Nel frattempo i pordenonesi, forti di una viabilità più moderna che collega il Noncello al Canal Grande e alla Marca, salgono in automobile e in meno di trenta minuti raggiungono Treviso o, con poco tempo in più, Tessera. Dove i voli sono molti e le tariffe più concorrenziali.

Da Trieste sempre più passeggeri scelgono invece lo scalo di Lubiana, dove l’aria che tira è quella dell’Hub di Francoforte e non certo quella della marginalità italica. Addirittura da Tolmezzo spesso si preferisce salire a Klagenfurt piuttosto che arrivare fino a Ronchi.

La domanda, a questo punto, è la seguente: può un territorio che predica terze corsie, investimenti in logistica, sinergie regionali sul sistema portuale Trieste-Friuli, un territorio che si batte per l’alta velocità ferroviaria e per il potenziamento dell’asse est-ovest rimanere isolato, servito cioè da uno scalo insufficiente che finirà per essere la quinta o sesta pista del Nord-est, a vantaggio (si fa per dire) dei soli udinesi del medio e basso Friuli? La risposta è “no”.

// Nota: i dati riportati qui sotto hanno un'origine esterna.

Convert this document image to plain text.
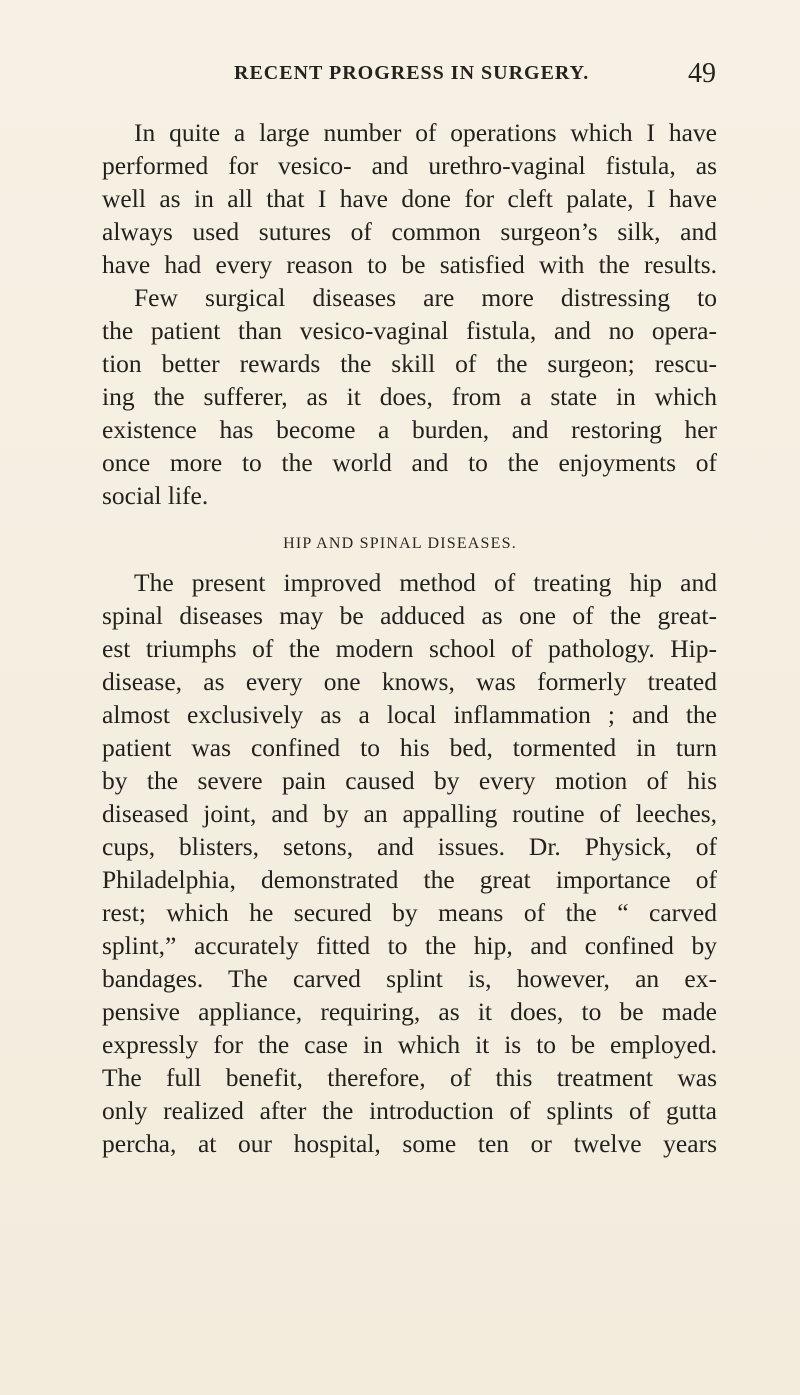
RECENT PROGRESS IN SURGERY.	49
In quite a large number of operations which I have
performed for vesico- and urethro-vaginal fistula, as
well as in all that I have done for cleft palate, I have
always used sutures of common surgeon’s silk, and
have had every reason to be satisfied with the results.
Few surgical diseases are more distressing to
the patient than vesico-vaginal fistula, and no opera-
tion better rewards the skill of the surgeon; rescu-
ing the sufferer, as it does, from a state in which
existence has become a burden, and restoring her
once more to the world and to the enjoyments of
social life.
HIP AND SPINAL DISEASES.
The present improved method of treating hip and
spinal diseases may be adduced as one of the great-
est triumphs of the modern school of pathology. Hip-
disease, as every one knows, was formerly treated
almost exclusively as a local inflammation ; and the
patient was confined to his bed, tormented in turn
by the severe pain caused by every motion of his
diseased joint, and by an appalling routine of leeches,
cups, blisters, setons, and issues. Dr. Physick, of
Philadelphia, demonstrated the great importance of
rest; which he secured by means of the “ carved
splint,” accurately fitted to the hip, and confined by
bandages. The carved splint is, however, an ex-
pensive appliance, requiring, as it does, to be made
expressly for the case in which it is to be employed.
The full benefit, therefore, of this treatment was
only realized after the introduction of splints of gutta
percha, at our hospital, some ten or twelve years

La risposta è che in questo caso il campanile non è servito a nulla. Anzi, ha ritardato le scelte e la visione di insieme. Sono decenni che si parla di un treno veloce Ronchi-Venezia. Sono decenni che si vagheggia di un collegamento con l’est. Due scelte opposte, ma in diverso modo, strategiche che hanno lasciato il posto alla solita melina politica che dura nel tempo, corretta per sfumature di grigio, per progetti che non si realizzano mai.

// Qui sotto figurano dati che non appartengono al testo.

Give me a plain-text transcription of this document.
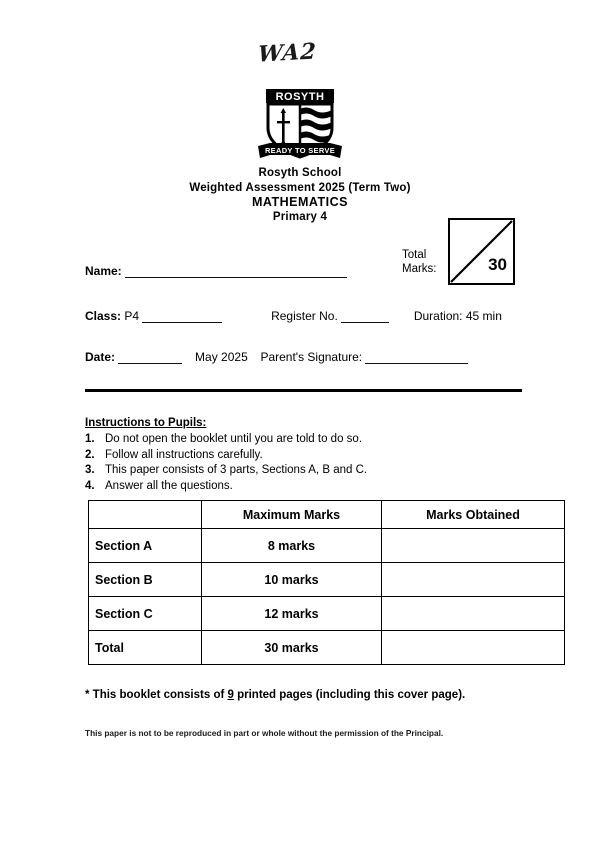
WA2
ROSYTH
READY TO SERVE
Rosyth School
Weighted Assessment 2025 (Term Two)
MATHEMATICS
Primary 4
Total
Marks:	30
Name:
Class: P4	Register No.	Duration: 45 min
Date:	May 2025 Parent's Signature:
Instructions to Pupils:
1. Do not open the booklet until you are told to do so.
2. Follow all instructions carefully.
3. This paper consists of 3 parts, Sections A, B and C.
4. Answer all the questions.
	Maximum Marks	Marks Obtained
Section A	8 marks	
Section B	10 marks	
Section C	12 marks	
Total	30 marks	
* This booklet consists of 9 printed pages (including this cover page).
This paper is not to be reproduced in part or whole without the permission of the Principal.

Nel frattempo leggiamo che il presidente dello scalo Sergio Dressi si gioca il posto di quattro addetti, mentre il management di Ronchi incassa lo stipendio in assenza di una visione strategica. Cosa aspetti il governatore Debora Serracchiani a commissariare il tutto è la questione che cercheremo di sviscerare nelle prossime settimane.

Nel frattempo l’inchiesta del Messaggero Veneto a firma di Maurizio Cescon è solo il primo capitolo di una storia che si lascia intendere lunga, piena di dettagli e capace di schiuderci un quadro ragionato sullo scalo-flop.

A questo punto del ragionamento, però, ci infiliamo pure Palmanova. Che c’entra la città stellata, vi chiederete? C’entra eccome. Perché in una regione dove il “campanile” scatta quando c’è di mezzo un aeroporto - che dovrebbe essere gestito con logiche di macrosistema - ma non scatta invece quando c’è di mezzo il salvataggio in extremis di un monumento mondiale come la fortezza stellata nella Bassa friulana (se si vuole contezza del suo valore basta passeggiare per Tokyo e chiedere «Palmanova, do you know?» per sentirsi rispondere che «yes, we know»), beh significa che in Friuli c’è qualcosa che non va. Riempiamo pagine e pagine - giustamente - su Pompei e sul Colosseo, ma non ci rendiamo conto che il nostro Colosseo sta lì da secoli, a pochi chilometri da Udine. Fortezza divenuta debole, fragile, vulnerabile. Una nemesi della storia. Le mura sorte per proteggerci sono oggi lì a invocare di essere protette. E c’è un sindaco, finora solo, Francesco Martines, che ha dovuto firmare di proprio pugno e assumersi la responsabilità penale per ogni danno ai bastioni e ai 4 mila volontari che hanno aiutato la città a non morire di erbacce, fichi selvatici, incuria, pioggia dopo avere resistito per secoli a invasioni, intermperie e terremoti.

Cari friulani, così non si entra in Europa. Si esce dall’Italia. Ribaltiamo il maleficio dell’isolamento infrastrutturale e culturale. Il Friuli non se li merita. Salviamo i simboli del Terzo Millennio: l’aeroporto che ci porta nel mondo, i bastioni che ci ricordano chi siamo. E da dove veniamo.